I am a regular commuter to and from work and wherever. Taking the bus from my place seems to be nothing but a daily routine for me, despite the fact that we have a “vintage” car that is still serviceable (but can’t be used outside the village since I still don’t know how to drive though I’m already planning to explore the art, but don’t make me suggest going into one of those profit-greedy driving schools ’round town), and since my college days it has been part of my life that even when I’m so tired I tend to sleep even to the point of going beyond my point of drop-off.
While on my way to work after attending the Ash Wednesday service at that church just outside Alabang Town Center (yeah it’s that time of the year where the priest would say “Turn away your sins” or “Magbalik-loob ka sa Diyos” while marking your forhead with ashes from burnt palms), there was this Afro pastor who has adopted the practice of local street preachers hopping buses and preaching the Word of God to the passengers. Heck, I didn’t notice that he was already speaking until the bus set in motion after a 15-minute lull at the termina when I first hopped into it.
The message is apt, yeah, we need to turn away from sinful ways and discover the saving grace of Jesus Christ, for the end is near. That was the central theme of his sermon to the passengers (though his accent sounded close to that of an Afro dude), and at least I was able to digest it even if my actual attention that time was trying to keep my eyes shut during the trip and paying attention to that mostalgia-themed FM radio show heard Wednesday nights.
Of course, after the message, what comes next would be the collection part, as is with what most preachers do. He would approach the passenger at every aisle asking for those love offerings and when he aproached the area where I was at, the bus conductor was also about to collect my payment for the ride. Thinking that it would take long for the conductor to ask for my fare and that the Bible-thumping dude would come first ahead of the conductor, I quickly closed my eyes, pretending to sleep. Lo and behold, he was somewhat shoving an envelope in my hand, a signal that I must donate money. I just ignored him after several attempts for me to hand him money “for a good cause”.
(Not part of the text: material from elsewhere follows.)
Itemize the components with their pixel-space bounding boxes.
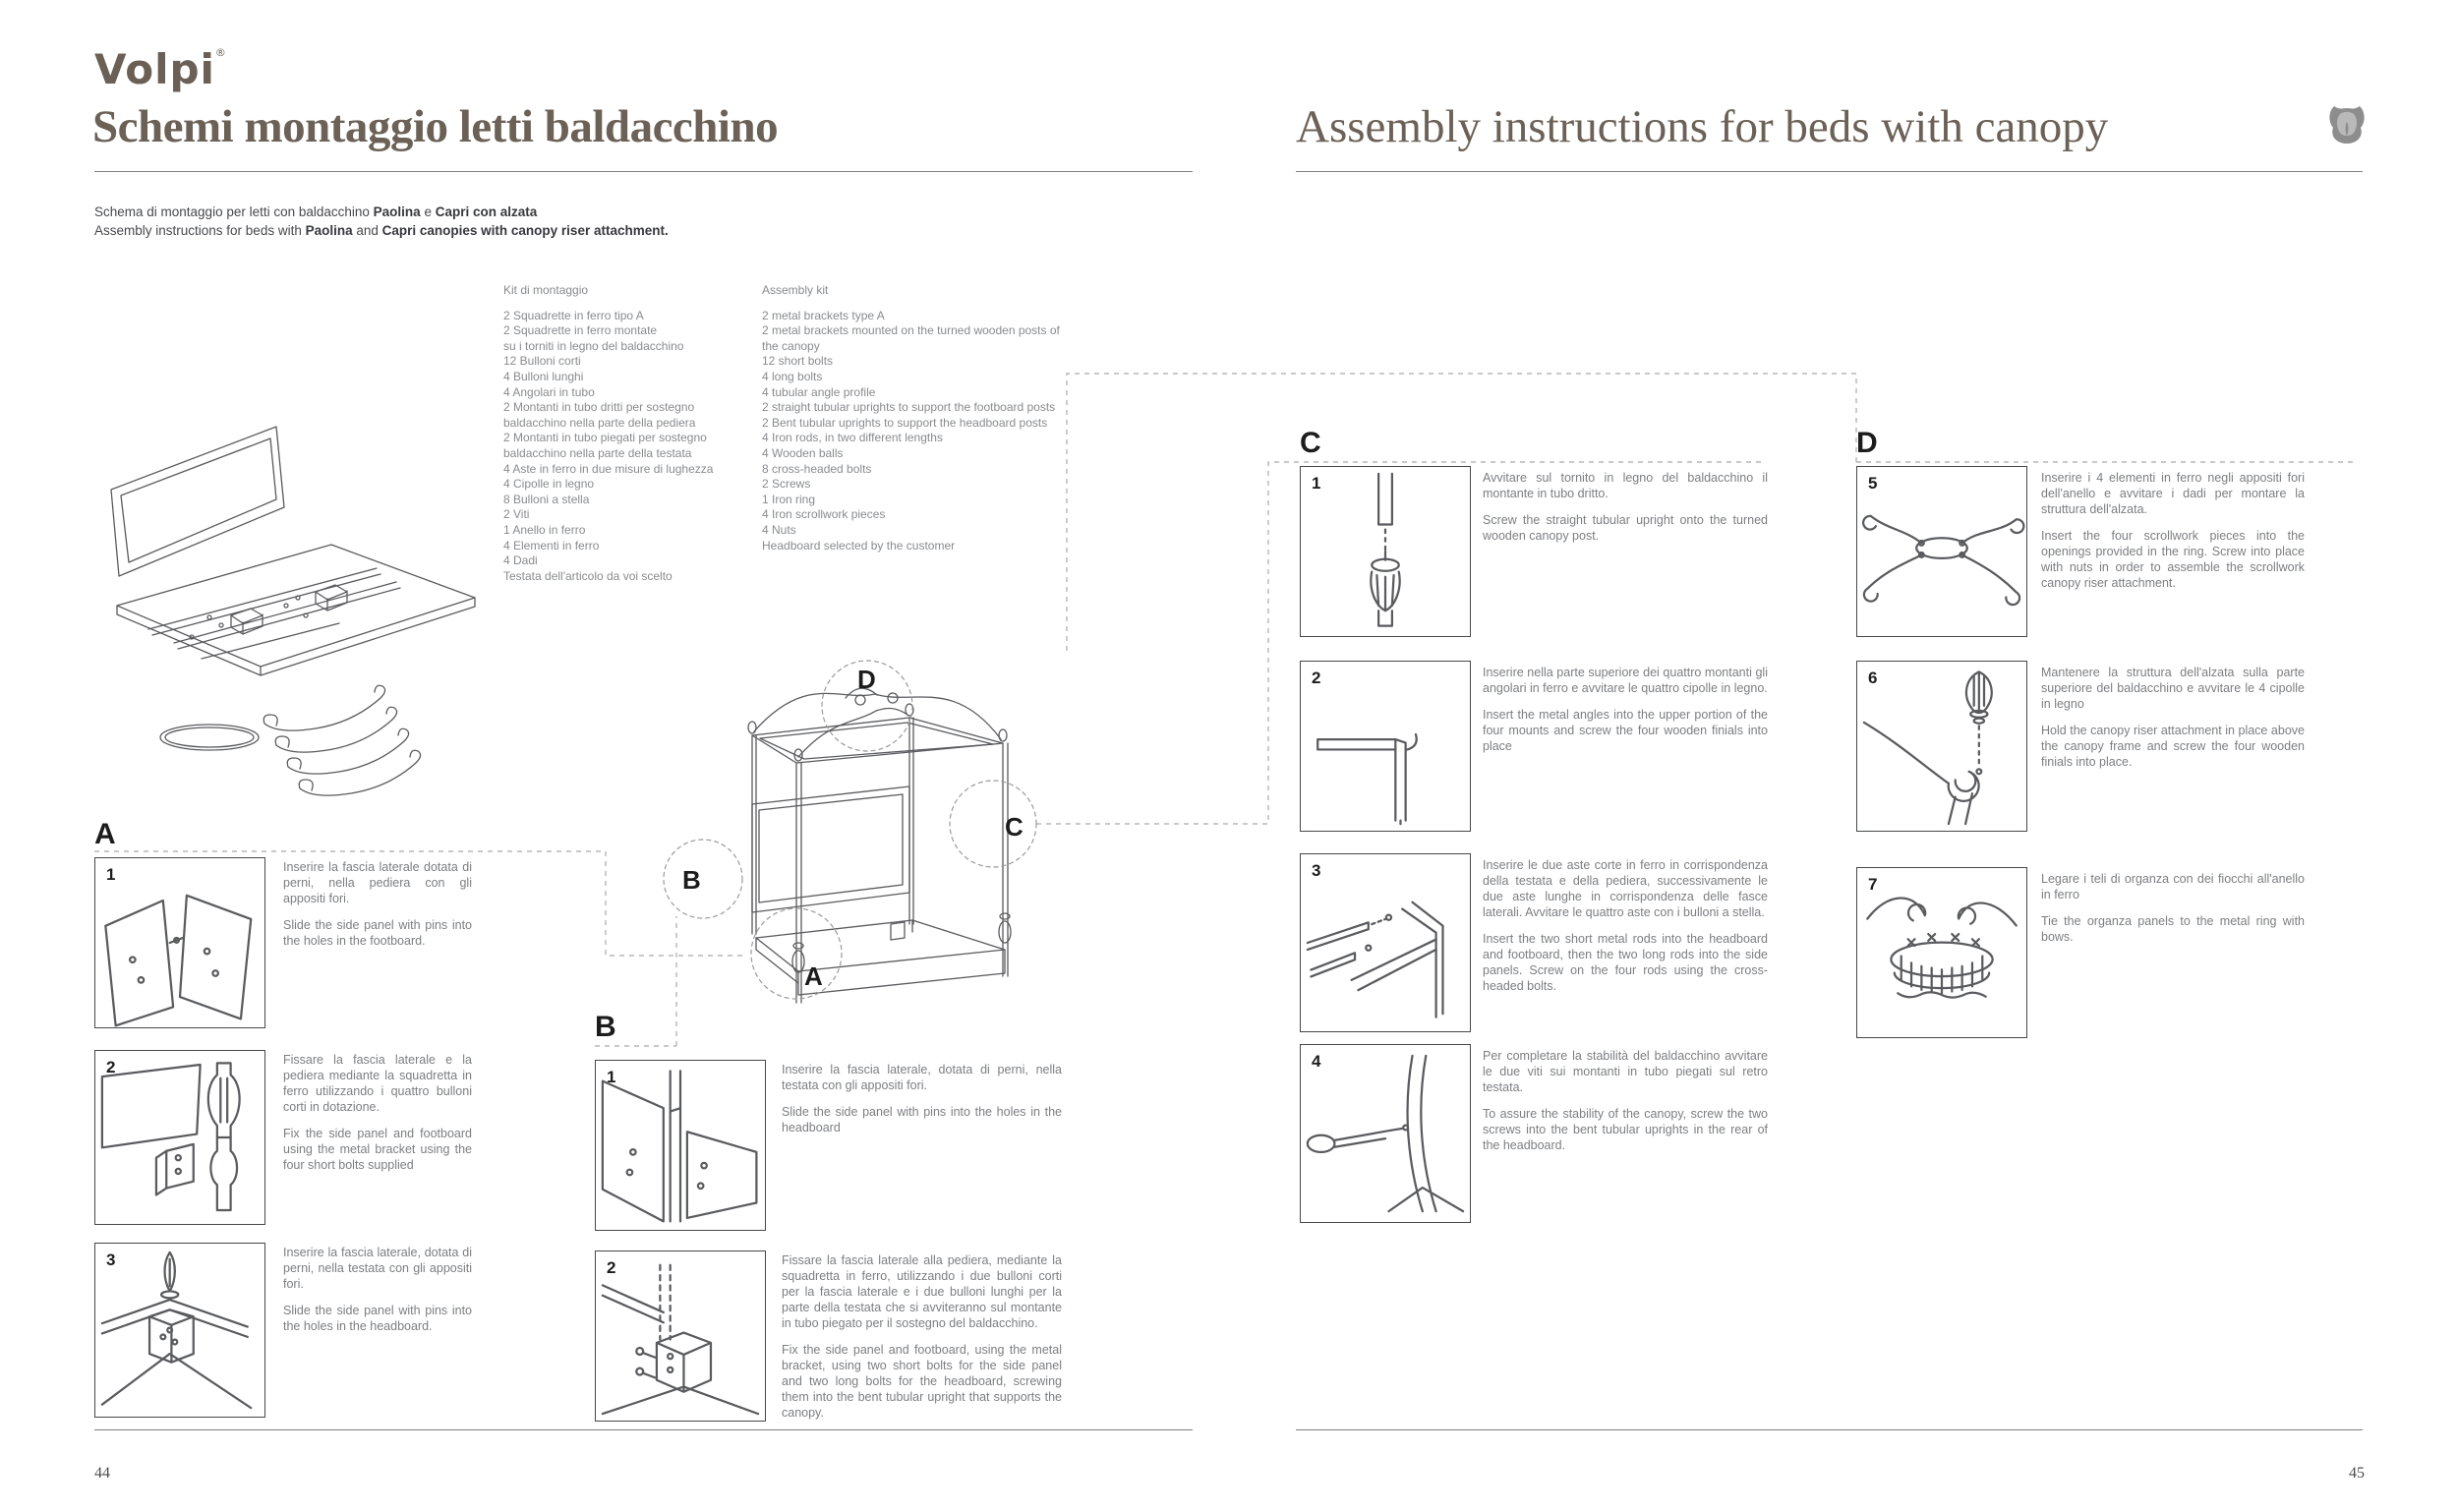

And then when I was paying the bus fare to the conductor dude, this preacher gave me a dagger look — he saw that I was paying PhP100 to the conductor, and apparently he did it because I didn’t even give him a single cent. Like he must have marked me as someone who’s Hell-bound just because I wasn’t a cheerful giver, so they say…
Oh well. This preacher doesn’t know that I don’t part my precious centavo to them (profit-greedy as they are) as they give you a poker face if you on’t give to their cause. I’m sure God won’t be happy with them as well.